In the U.K., heart failure is the cause of 5 percent of the emergency hospital admissions and costs 2 percent of the total NHS budget. A significant percentage of hospital visits for this condition can be avoided by educating patients and caregivers to manage the condition at home.

The National Health Service (NHS) has introduced a new initiative, Managing Heart Failure @home, that employs remote monitoring tools to enable people to manage heart failure at home with adequate support. This initiative can reduce in-person appointments and avoidable hospital admissions and readmissions. 

The @home approach involves working with heart failure care specialists alongside virtual wards to ensure clinically safe remote interactions that cater to individual needs. It has three main elements: personalized care, remote support and monitoring, and integrated care.  

Personalized care includes listening to and educating people on managing their own health. It also includes referrals to the local social prescribing link workers and community support to ensure a holistic fulfillment of people’s needs. Rehabilitation EnAblement in Chronic Heart Failure (REACH-HF) is an example of this approach, which is an at-home cardiac rehabilitation for heart failure and self-management program. 

Another element of @home is remote support and monitoring. It involves remote patient monitoring (RPM) through optimal use of technology. The RPM enables the doctors to adjust medications and take timely actions if the patients report a deteriorating condition. People can report their symptoms directly to heart failure specialists through the web, apps, or telephone. The Imperial College Healthcare NHS Trust is using Bluetooth-enabled remote monitoring devices to share information directly with the clinicians. 
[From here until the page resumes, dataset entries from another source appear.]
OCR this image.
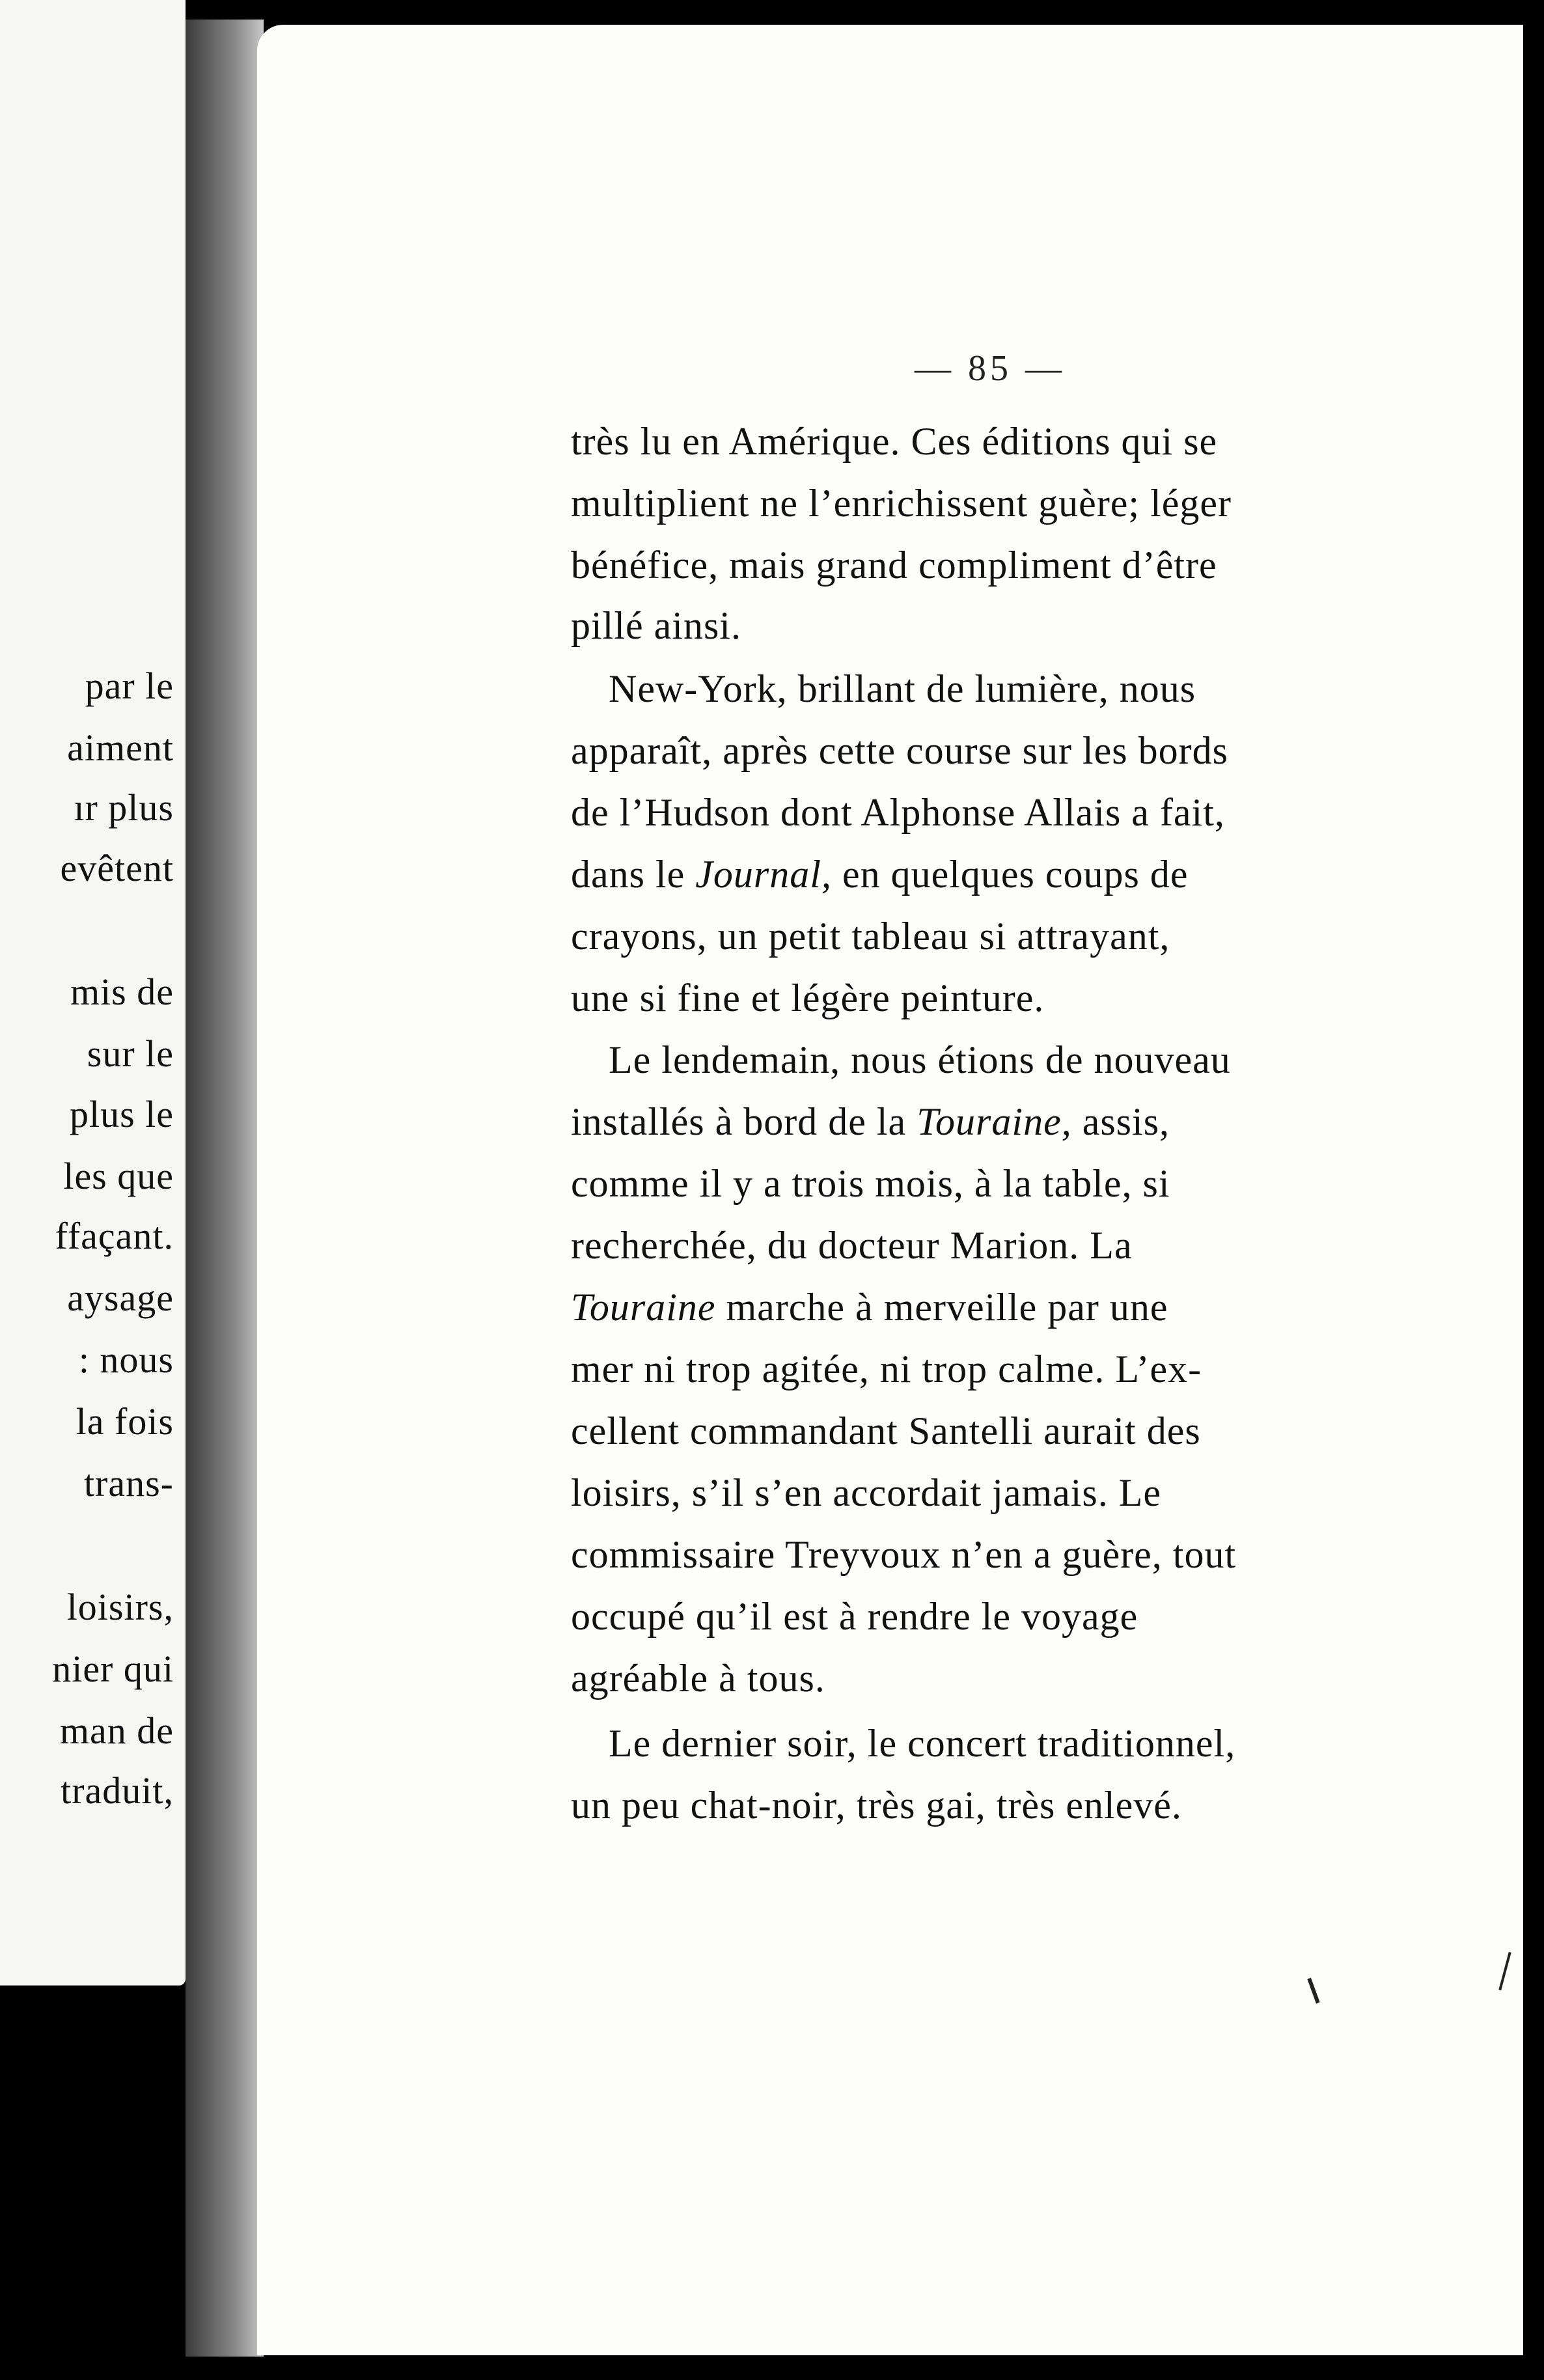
par le
aiment
ır plus
evêtent
mis de
sur le
plus le
les que
ffaçant.
aysage
: nous
la fois
trans-
loisirs,
nier qui
man de
traduit,
— 85 —
très lu en Amérique. Ces éditions qui se
multiplient ne l’enrichissent guère; léger
bénéfice, mais grand compliment d’être
pillé ainsi.
New-York, brillant de lumière, nous
apparaît, après cette course sur les bords
de l’Hudson dont Alphonse Allais a fait,
dans le Journal, en quelques coups de
crayons, un petit tableau si attrayant,
une si fine et légère peinture.
Le lendemain, nous étions de nouveau
installés à bord de la Touraine, assis,
comme il y a trois mois, à la table, si
recherchée, du docteur Marion. La
Touraine marche à merveille par une
mer ni trop agitée, ni trop calme. L’ex-
cellent commandant Santelli aurait des
loisirs, s’il s’en accordait jamais. Le
commissaire Treyvoux n’en a guère, tout
occupé qu’il est à rendre le voyage
agréable à tous.
Le dernier soir, le concert traditionnel,
un peu chat-noir, très gai, très enlevé.
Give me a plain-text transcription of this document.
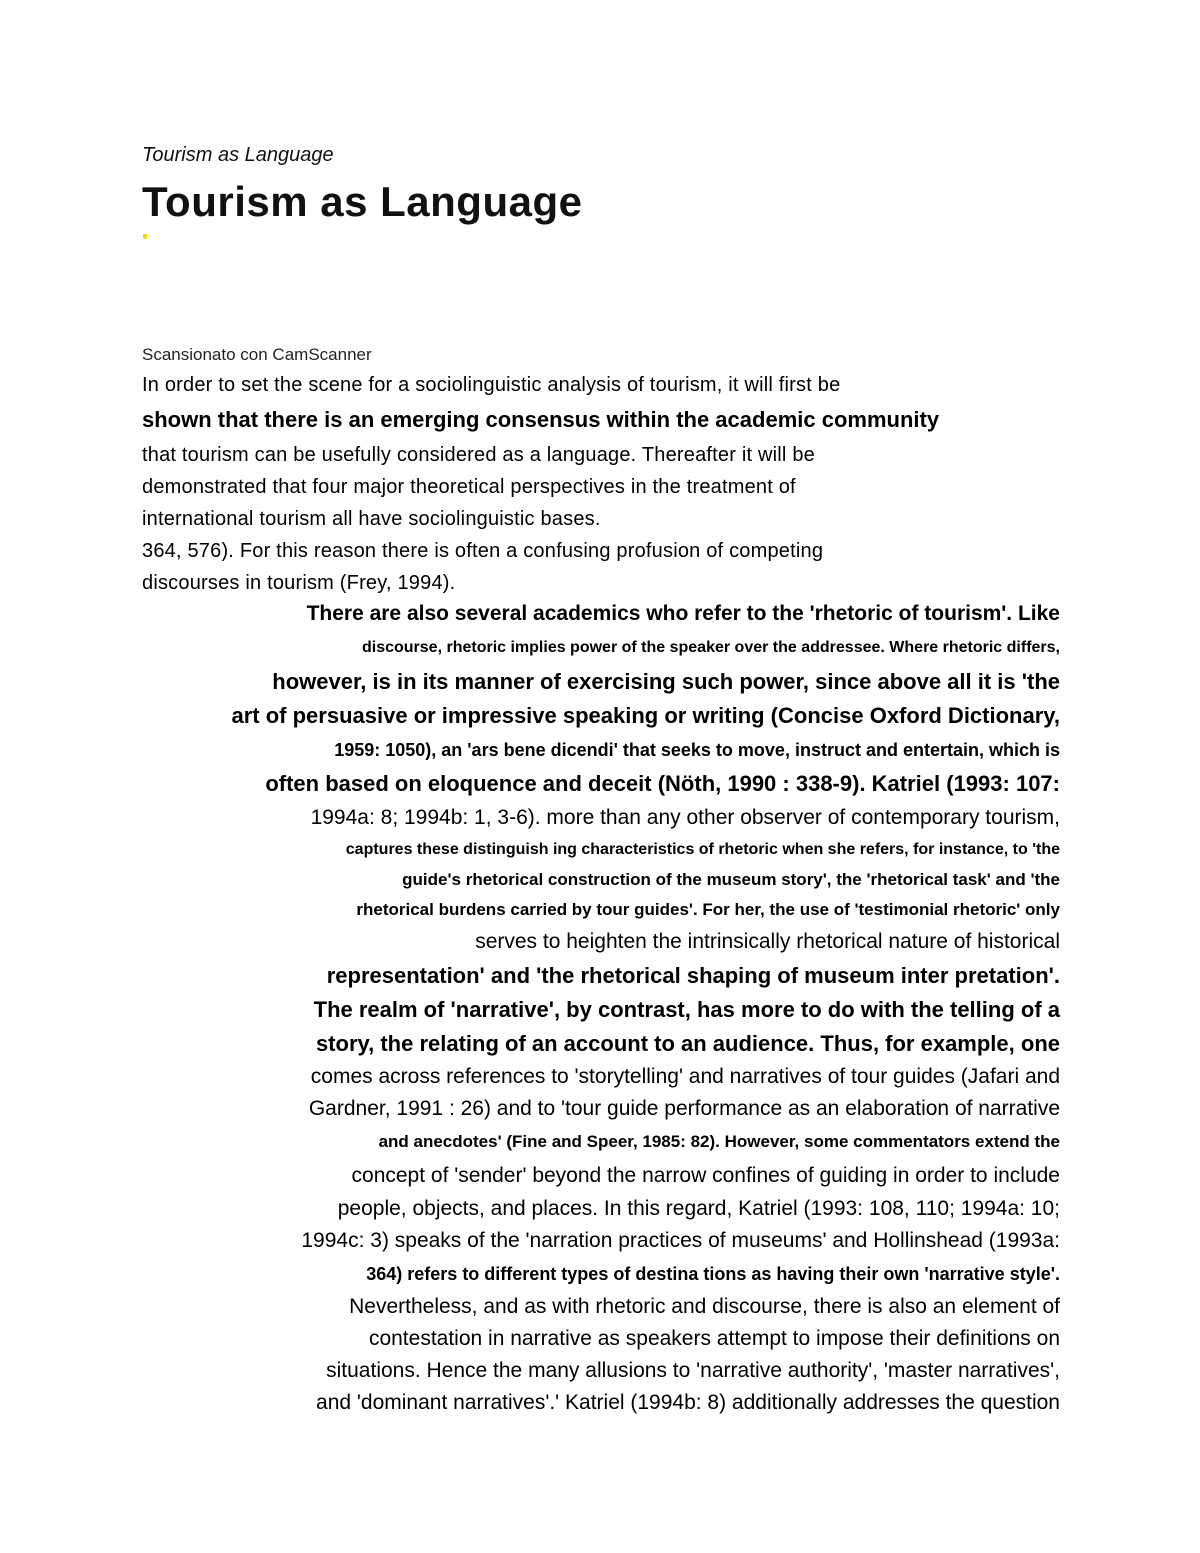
Tourism as Language
Tourism as Language
Scansionato con CamScanner
In order to set the scene for a sociolinguistic analysis of tourism, it will first be
shown that there is an emerging consensus within the academic community
that tourism can be usefully considered as a language. Thereafter it will be
demonstrated that four major theoretical perspectives in the treatment of
international tourism all have sociolinguistic bases.
364, 576). For this reason there is often a confusing profusion of competing
discourses in tourism (Frey, 1994).
There are also several academics who refer to the 'rhetoric of tourism'. Like
discourse, rhetoric implies power of the speaker over the addressee. Where rhetoric differs,
however, is in its manner of exercising such power, since above all it is 'the
art of persuasive or impressive speaking or writing (Concise Oxford Dictionary,
1959: 1050), an 'ars bene dicendi' that seeks to move, instruct and entertain, which is
often based on eloquence and deceit (Nöth, 1990 : 338-9). Katriel (1993: 107:
1994a: 8; 1994b: 1, 3-6). more than any other observer of contemporary tourism,
captures these distinguish ing characteristics of rhetoric when she refers, for instance, to 'the
guide's rhetorical construction of the museum story', the 'rhetorical task' and 'the
rhetorical burdens carried by tour guides'. For her, the use of 'testimonial rhetoric' only
serves to heighten the intrinsically rhetorical nature of historical
representation' and 'the rhetorical shaping of museum inter pretation'.
The realm of 'narrative', by contrast, has more to do with the telling of a
story, the relating of an account to an audience. Thus, for example, one
comes across references to 'storytelling' and narratives of tour guides (Jafari and
Gardner, 1991 : 26) and to 'tour guide performance as an elaboration of narrative
and anecdotes' (Fine and Speer, 1985: 82). However, some commentators extend the
concept of 'sender' beyond the narrow confines of guiding in order to include
people, objects, and places. In this regard, Katriel (1993: 108, 110; 1994a: 10;
1994c: 3) speaks of the 'narration practices of museums' and Hollinshead (1993a:
364) refers to different types of destina tions as having their own 'narrative style'.
Nevertheless, and as with rhetoric and discourse, there is also an element of
contestation in narrative as speakers attempt to impose their definitions on
situations. Hence the many allusions to 'narrative authority', 'master narratives',
and 'dominant narratives'.' Katriel (1994b: 8) additionally addresses the question
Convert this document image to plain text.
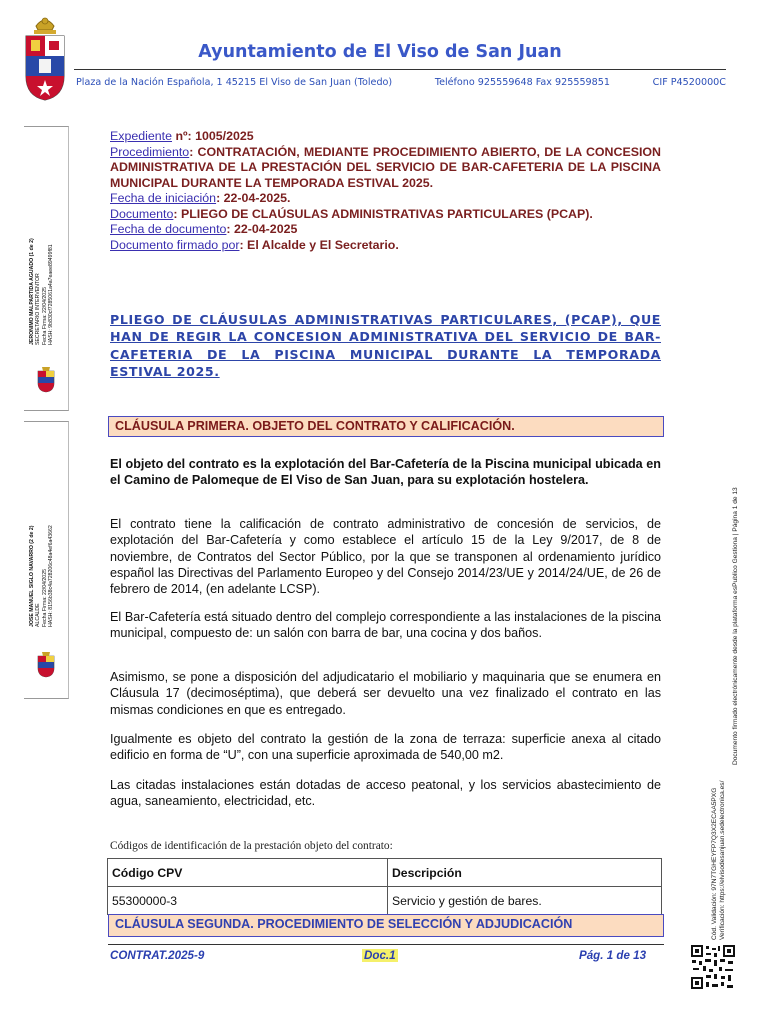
Ayuntamiento de El Viso de San Juan
Plaza de la Nación Española, 1 45215 El Viso de San Juan (Toledo)	Teléfono 925559648 Fax 925559851	CIF P4520000C
JERONIMO MALPARTIDA AGUADO (1 de 2) SECRETARIO INTERVENTOR Fecha Firma: 22/04/2025 HASH: 9b830cf7285061a4a7eaee89499f81
JOSE MANUEL SIGLO NAVARRO (2 de 2) ALCALDE Fecha Firma: 22/04/2025 HASH: 8156b38c4a728206c48a4ef6a43662	Documento firmado electrónicamente desde la plataforma esPublico Gestiona | Página 1 de 13
Cód. Validación: 97N7TGHEYFP7Q3X2ECAA5PXG Verificación: https://elvisodesanjuan.sedelectronica.es/

Expediente nº: 1005/2025

Procedimiento: CONTRATACIÓN, MEDIANTE PROCEDIMIENTO ABIERTO, DE LA CONCESION ADMINISTRATIVA DE LA PRESTACIÓN DEL SERVICIO DE BAR-CAFETERIA DE LA PISCINA MUNICIPAL DURANTE LA TEMPORADA ESTIVAL 2025.

Fecha de iniciación: 22-04-2025.

Documento: PLIEGO DE CLAÚSULAS ADMINISTRATIVAS PARTICULARES (PCAP).

Fecha de documento: 22-04-2025

Documento firmado por: El Alcalde y El Secretario.

PLIEGO DE CLÁUSULAS ADMINISTRATIVAS PARTICULARES, (PCAP), QUE HAN DE REGIR LA CONCESION ADMINISTRATIVA DEL SERVICIO DE BAR-CAFETERIA DE LA PISCINA MUNICIPAL DURANTE LA TEMPORADA ESTIVAL 2025.
CLÁUSULA PRIMERA. OBJETO DEL CONTRATO Y CALIFICACIÓN.
El objeto del contrato es la explotación del Bar-Cafetería de la Piscina municipal ubicada en el Camino de Palomeque de El Viso de San Juan, para su explotación hostelera.
El contrato tiene la calificación de contrato administrativo de concesión de servicios, de explotación del Bar-Cafetería y como establece el artículo 15 de la Ley 9/2017, de 8 de noviembre, de Contratos del Sector Público, por la que se transponen al ordenamiento jurídico español las Directivas del Parlamento Europeo y del Consejo 2014/23/UE y 2014/24/UE, de 26 de febrero de 2014, (en adelante LCSP).
El Bar-Cafetería está situado dentro del complejo correspondiente a las instalaciones de la piscina municipal, compuesto de: un salón con barra de bar, una cocina y dos baños.
Asimismo, se pone a disposición del adjudicatario el mobiliario y maquinaria que se enumera en Cláusula 17 (decimoséptima), que deberá ser devuelto una vez finalizado el contrato en las mismas condiciones en que es entregado.
Igualmente es objeto del contrato la gestión de la zona de terraza: superficie anexa al citado edificio en forma de “U”, con una superficie aproximada de 540,00 m2.
Las citadas instalaciones están dotadas de acceso peatonal, y los servicios abastecimiento de agua, saneamiento, electricidad, etc.
Códigos de identificación de la prestación objeto del contrato:
Código CPV	Descripción
55300000-3	Servicio y gestión de bares.
CLÁUSULA SEGUNDA. PROCEDIMIENTO DE SELECCIÓN Y ADJUDICACIÓN
CONTRAT.2025-9	Doc.1	Pág. 1 de 13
The third core element of @home is integrated care, which addresses the lag in coordination between the primary, secondary, and community care. It aims to improve coordination by categorizing the patients’ needs and bringing together the teams of clinicians.

@home approach is not about stopping face-to-face care. It is about enabling heart failure services to work in the most efficient way possible. Flexibility in the system would help enable various ways of working. Live care would still be offered to whoever needs it.